- Chukam Location within Iran
- Coordinates: 37°22′56″N 49°37′14″E﻿ / ﻿37.38222°N 49.62056°E
- Country: Iran
- Province: Gilan
- County: Khomam
- District: Chukam
- Established as a city: 2023

Population (2016)
- • Total: 3,096
- Time zone: UTC+3:30 (IRST)

= Chukam =

City in Gilan province, Iran

Chukam (چوكام) (Note: Also romanized as Chowkām and Chūkām; formerly Bala Mahalleh-ye Chukam (بالامحله چوكام), also romanized as Bālā Maḩalleh-ye Chūkām; also known as Bāzār Chowgām, Bāzār Chowkām, Bāzār Chūkām, Chokam, and Chyukam) is a city in, and the capital of, Chukam District in Khomam County, Gilan province, Iran.
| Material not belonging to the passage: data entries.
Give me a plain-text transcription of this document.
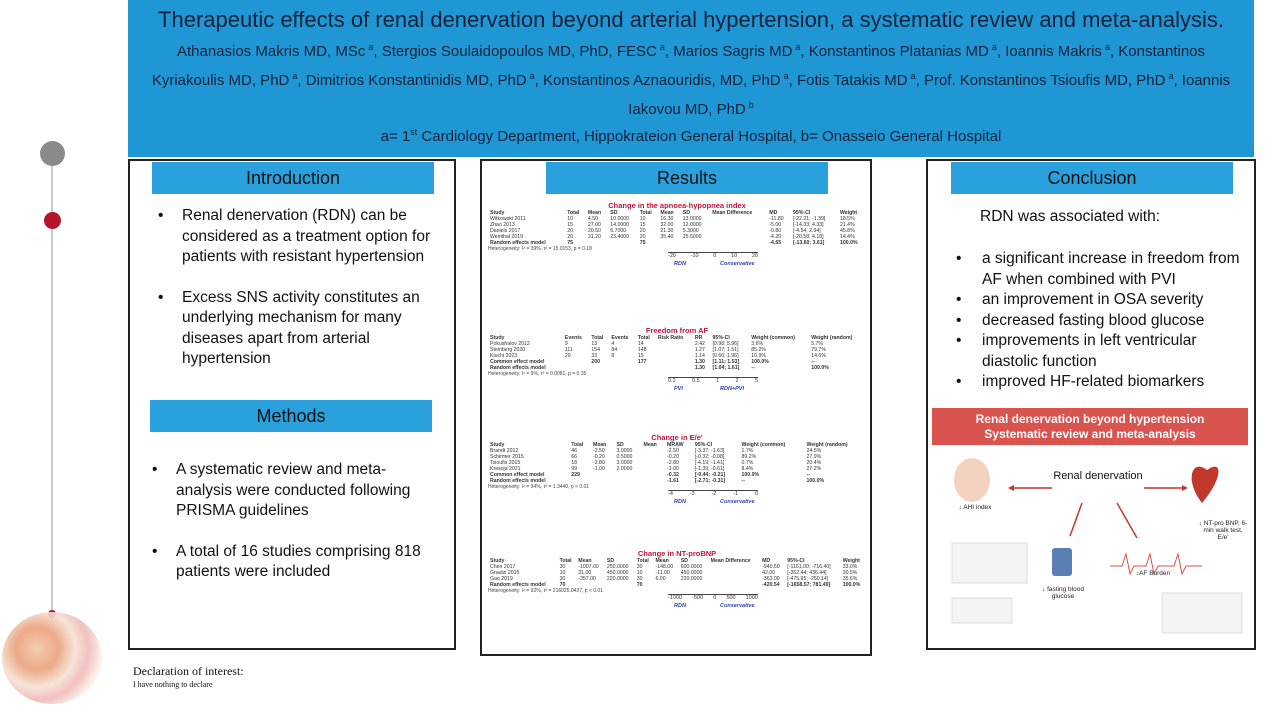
Therapeutic effects of renal denervation beyond arterial hypertension, a systematic review and meta-analysis.
Athanasios Makris MD, MSc $^a$, Stergios Soulaidopoulos MD, PhD, FESC $^a$, Marios Sagris MD $^a$, Konstantinos Platanias MD $^a$, Ioannis Makris $^a$, Konstantinos Kyriakoulis MD, PhD $^a$, Dimitrios Konstantinidis MD, PhD $^a$, Konstantinos Aznaouridis, MD, PhD $^a$, Fotis Tatakis MD $^a$, Prof. Konstantinos Tsioufis MD, PhD $^a$, Ioannis Iakovou MD, PhD $^b$
a= 1st Cardiology Department, Hippokrateion General Hospital, b= Onasseio General Hospital
Introduction
• Renal denervation (RDN) can be considered as a treatment option for patients with resistant hypertension
• Excess SNS activity constitutes an underlying mechanism for many diseases apart from arterial hypertension
Methods
• A systematic review and meta-analysis were conducted following PRISMA guidelines
• A total of 16 studies comprising 818 patients were included
Results
Change in the apnoea-hypopnea index
Study	Total	Mean	SD	Total	Mean	SD	Mean Difference	MD	95%-CI	Weight
Witkowski 2011	10	4.50	10.0000	10	16.30	13.0000		-11.80	[-22.21; -1.39]	18.5%
Zhao 2013	15	27.00	14.0000	15	32.00	12.0000		-5.00	[-14.33; 4.33]	21.4%
Daniels 2017	20	20.50	6.7000	20	21.30	5.3000		-0.80	[-4.54; 2.94]	45.8%
Weinthal 2019	20	31.20	23.4000	20	35.40	25.5000		-4.20	[-20.58; 4.18]	14.4%
Random effects model	75			75				-4.65	[-13.60; 3.61]	100.0%
Heterogeneity: I² = 39%, τ² = 15.0153, p = 0.18
-20	-10	0	10	20
RDN	Conservative
Freedom from AF
Study	Events	Total	Events	Total	Risk Ratio	RR	95%-CI	Weight (common)	Weight (random)
Pokushalov 2012	9	13	4	14		2.42	[0.98; 5.96]	3.6%	5.7%
Steinberg 2020	111	154	84	148		1.27	[1.07; 1.51]	85.2%	79.7%
Kiuchi 2023	20	33	8	15		1.14	[0.66; 1.96]	10.9%	14.6%
Common effect model		200		177		1.30	[1.11; 1.53]	100.0%	--
Random effects model						1.30	[1.04; 1.61]	--	100.0%
Heterogeneity: I² = 9%, τ² = 0.0081, p = 0.35
0.2	0.5	1	2	5
PVI	RDN+PVI
Change in E/e'
Study	Total	Mean	SD	Mean	MRAW	95%-CI	Weight (common)	Weight (random)
Brandt 2012	46	-2.50	3.0000		-2.50	[-3.37; -1.63]	1.7%	24.5%
Schirmer 2015	66	-0.20	0.5000		-0.20	[-0.32; -0.08]	89.2%	27.9%
Tsioufis 2015	18	-2.80	3.0000		-2.80	[-4.19; -1.41]	0.7%	20.4%
Kresoja 2021	99	-1.00	2.0000		-1.00	[-1.39; -0.61]	8.4%	27.2%
Common effect model	229				-0.32	[-0.44; -0.21]	100.0%	--
Random effects model					-1.61	[-2.71; -0.31]	--	100.0%
Heterogeneity: I² = 94%, τ² = 1.3440, p < 0.01
-4	-3	-2	-1	0
RDN	Conservative
Change in NT-proBNP
Study	Total	Mean	SD	Total	Mean	SD	Mean Difference	MD	95%-CI	Weight
Chen 2017	30	-1007.00	250.0000	30	-148.00	600.0000		-940.50	[-1161.00; -716.40]	33.0%
Gnadzi 2015	10	31.00	450.0000	10	-11.00	450.0000		42.00	[-352.44; 436.44]	30.5%
Gao 2019	30	-357.00	220.0000	30	6.00	220.0000		-363.00	[-475.95; -250.14]	35.6%
Random effects model	70			70				-420.54	[-1658.57; 781.49]	100.0%
Heterogeneity: I² = 92%, τ² = 216025.0437, p < 0.01
-1000 -500 0 500 1000
RDN	Conservative
Conclusion
RDN was associated with:
• a significant increase in freedom from AF when combined with PVI
• an improvement in OSA severity
• decreased fasting blood glucose
• improvements in left ventricular diastolic function
• improved HF-related biomarkers
Renal denervation beyond hypertension
Systematic review and meta-analysis
Renal denervation
↓ AHI index
↓ NT-pro BNP, 6-min walk test, E/e'
↓ fasting blood glucose
↓AF Burden
Declaration of interest:
I have nothing to declare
As the village of Bala Mahalleh-ye Chukam, it was the capital of Chukam Rural District (Note: Renamed Eshkik Rural District) until its capital was transferred to the village of Eshkik.

==Demographics==
===Population===
At the time of the 2006 National Census, Chukam's population was 2,869 in 793 households, when it was a village in Chukam Rural District of the former Khomam District in Rasht County. The following census in 2011 counted 3,222 people in 994 households. The 2016 census measured the population of the village as 3,096 people in 1,019 households.

In 2020, the district was separated from the county in the establishment of Khomam County and the rural district was transferred to the new Chukam District. Bala Mahalleh-ye Chukam was converted to a city as Chukam.